The compound of the formula described in one of claim 1 to 5 (I) be used for making treat and/or prevent acute mistake compensatory and chronic heart failure, hypervolemia and etc. the purposes of medicine of capacity hyponatremia, liver cirrhosis, ascites, oedema, ephrosis, acute and chronic renal failure, renal insufficiency and syndrome of inappropriate ADH secretion (SIADH) usefulness.

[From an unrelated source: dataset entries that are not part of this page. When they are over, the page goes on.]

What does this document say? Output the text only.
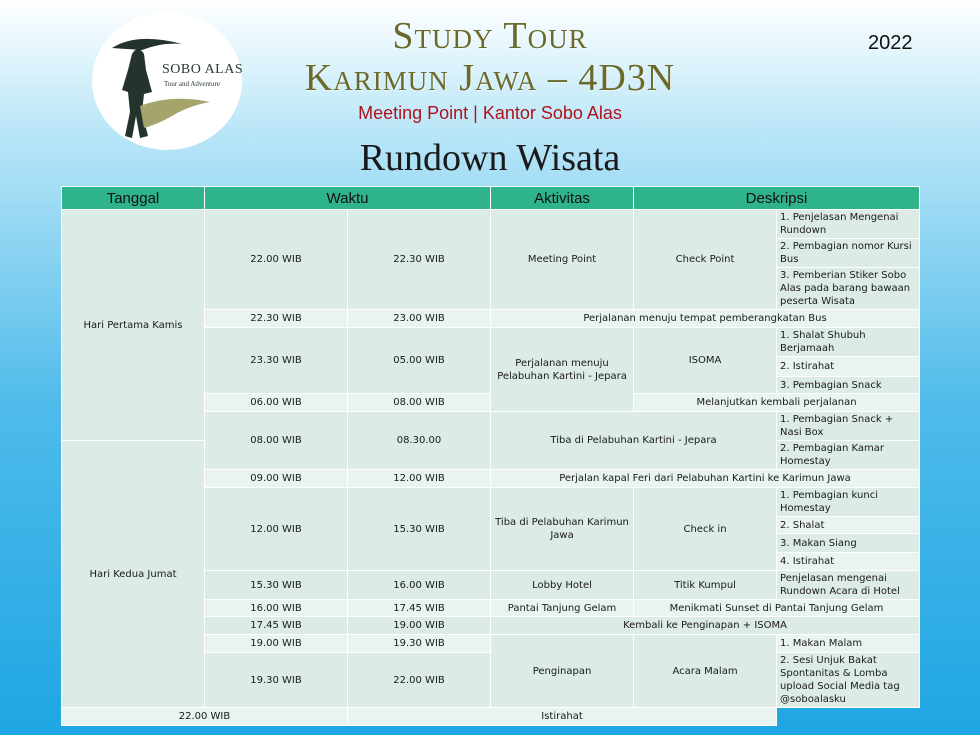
SOBO ALAS
Tour and Adventure
Study Tour
Karimun Jawa – 4D3N
Meeting Point | Kantor Sobo Alas
2022
Rundown Wisata
Tanggal	Waktu		Aktivitas	Deskripsi	
Hari Pertama Kamis	22.00 WIB	22.30 WIB	Meeting Point	Check Point	1. Penjelasan Mengenai Rundown
					2. Pembagian nomor Kursi Bus
					3. Pemberian Stiker Sobo Alas pada barang bawaan peserta Wisata
	22.30 WIB	23.00 WIB	Perjalanan menuju tempat pemberangkatan Bus		
	23.30 WIB	05.00 WIB	Perjalanan menuju Pelabuhan Kartini - Jepara	ISOMA	1. Shalat Shubuh Berjamaah
					2. Istirahat
					3. Pembagian Snack
	06.00 WIB	08.00 WIB		Melanjutkan kembali perjalanan	
	08.00 WIB	08.30.00	Tiba di Pelabuhan Kartini - Jepara		1. Pembagian Snack + Nasi Box
Hari Kedua Jumat					2. Pembagian Kamar Homestay
	09.00 WIB	12.00 WIB	Perjalan kapal Feri dari Pelabuhan Kartini ke Karimun Jawa		
	12.00 WIB	15.30 WIB	Tiba di Pelabuhan Karimun Jawa	Check in	1. Pembagian kunci Homestay
					2. Shalat
					3. Makan Siang
					4. Istirahat
	15.30 WIB	16.00 WIB	Lobby Hotel	Titik Kumpul	Penjelasan mengenai Rundown Acara di Hotel
	16.00 WIB	17.45 WIB	Pantai Tanjung Gelam	Menikmati Sunset di Pantai Tanjung Gelam	
	17.45 WIB	19.00 WIB	Kembali ke Penginapan + ISOMA		
	19.00 WIB	19.30 WIB	Penginapan	Acara Malam	1. Makan Malam
	19.30 WIB	22.00 WIB			2. Sesi Unjuk Bakat Spontanitas & Lomba upload Social Media tag @soboalasku
22.00 WIB		Istirahat			
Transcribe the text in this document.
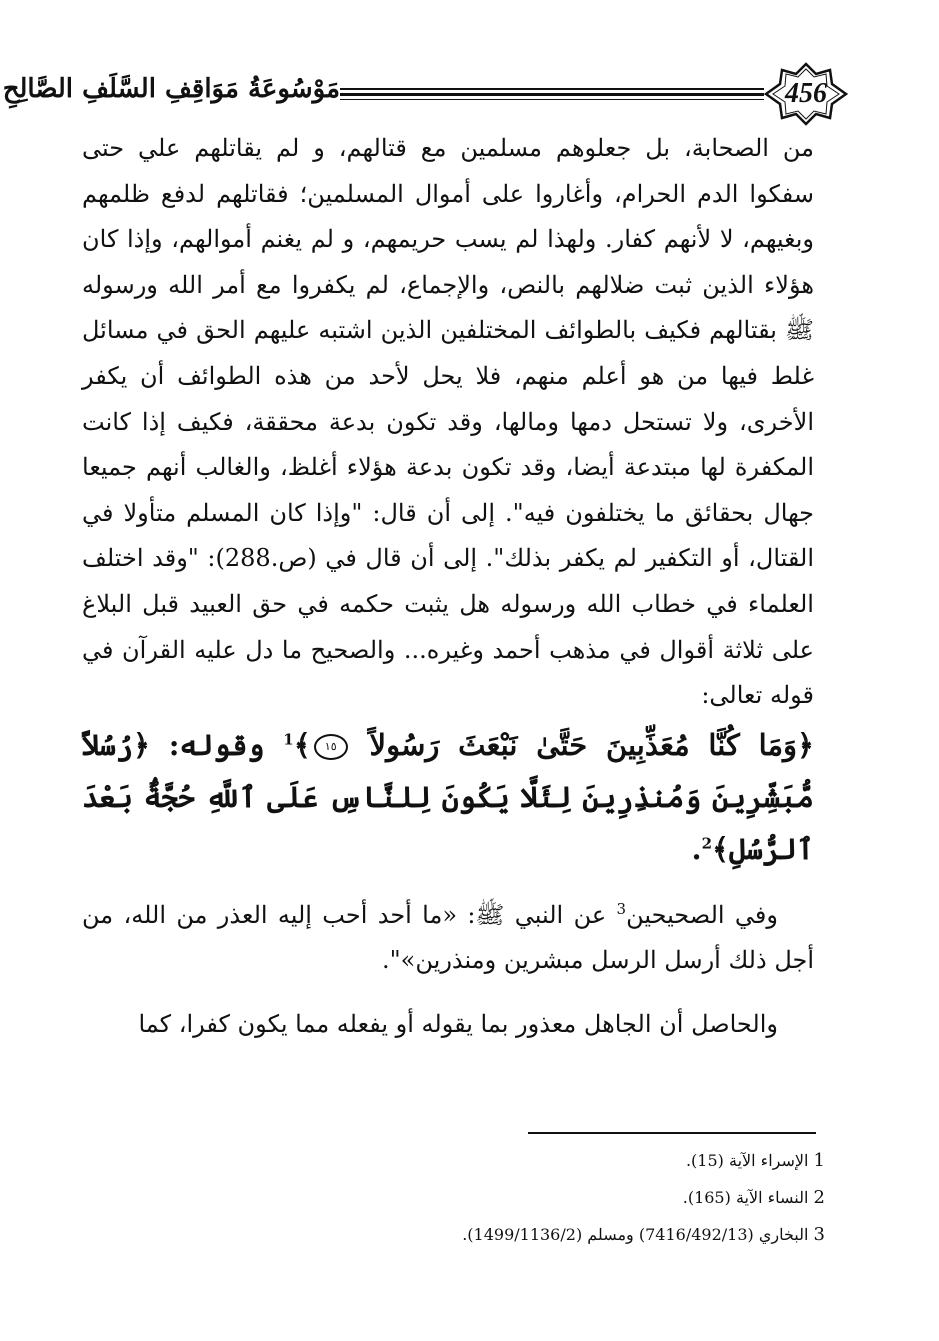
مَوْسُوعَةُ مَوَاقِفِ السَّلَفِ الصَّالِحِ	456

من الصحابة، بل جعلوهم مسلمين مع قتالهم، و لم يقاتلهم علي حتى سفكوا الدم الحرام، وأغاروا على أموال المسلمين؛ فقاتلهم لدفع ظلمهم وبغيهم، لا لأنهم كفار. ولهذا لم يسب حريمهم، و لم يغنم أموالهم، وإذا كان هؤلاء الذين ثبت ضلالهم بالنص، والإجماع، لم يكفروا مع أمر الله ورسوله ﷺ بقتالهم فكيف بالطوائف المختلفين الذين اشتبه عليهم الحق في مسائل غلط فيها من هو أعلم منهم، فلا يحل لأحد من هذه الطوائف أن يكفر الأخرى، ولا تستحل دمها ومالها، وقد تكون بدعة محققة، فكيف إذا كانت المكفرة لها مبتدعة أيضا، وقد تكون بدعة هؤلاء أغلظ، والغالب أنهم جميعا جهال بحقائق ما يختلفون فيه". إلى أن قال: "وإذا كان المسلم متأولا في القتال، أو التكفير لم يكفر بذلك". إلى أن قال في (ص.288): "وقد اختلف العلماء في خطاب الله ورسوله هل يثبت حكمه في حق العبيد قبل البلاغ على ثلاثة أقوال في مذهب أحمد وغيره... والصحيح ما دل عليه القرآن في قوله تعالى:

﴿وَمَا كُنَّا مُعَذِّبِينَ حَتَّىٰ نَبْعَثَ رَسُولاً ١٥﴾$^1$ وقوله: ﴿رُسُلاً مُّبَشِّرِينَ وَمُنذِرِينَ لِئَلَّا يَكُونَ لِلنَّاسِ عَلَى ٱللَّهِ حُجَّةٌۢ بَعْدَ ٱلرُّسُلِ﴾$^2$.

وفي الصحيحين$^3$ عن النبي ﷺ: «ما أحد أحب إليه العذر من الله، من أجل ذلك أرسل الرسل مبشرين ومنذرين»".

والحاصل أن الجاهل معذور بما يقوله أو يفعله مما يكون كفرا، كما

1 الإسراء الآية (15).
2 النساء الآية (165).
3 البخاري (7416/492/13) ومسلم (1499/1136/2).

10. medicine contains just like the compound of the formula described in one of claim 1 to 5 (I) and inertia, nontoxic, pharmaceutically acceptable vehicle.

11. medicine contains compound and one or more other active substances that is selected from diuretic(s), Angiotensin AII antagonist, ACE inhibitor, beta-blocker, mineralocorticoid receptor antagonists, organic nitrate, NO donor, guanylate cyclase stimulant, guanylate cyclase activators, vasopressin antagonists and has the material of positive inotropic action just like the formula described in one of claim 1 to 5 (I).

12. the medicine described in claim 10 or 11, be used for the treatment of and/or prophylaxis of acute lose compensatory and chronic heart failure, hypervolemia and etc. capacity hyponatremia, liver cirrhosis, ascites, oedema, ephrosis, acute and chronic renal failure, renal insufficiency and syndrome of inappropriate ADH secretion (SIADH).

13. use the compound of at least a formula (I) described in one of claim 1 to 5 of significant quantity or acute mistake compensatory that at least a medicine described in one of claim 10 to 12 treats and/or prevents humans and animals and chronic heart failure, hypervolemia and etc. the method for capacity hyponatremia, liver cirrhosis, ascites, oedema, ephrosis, acute and chronic renal failure, renal insufficiency and syndrome of inappropriate ADH secretion (SIADH).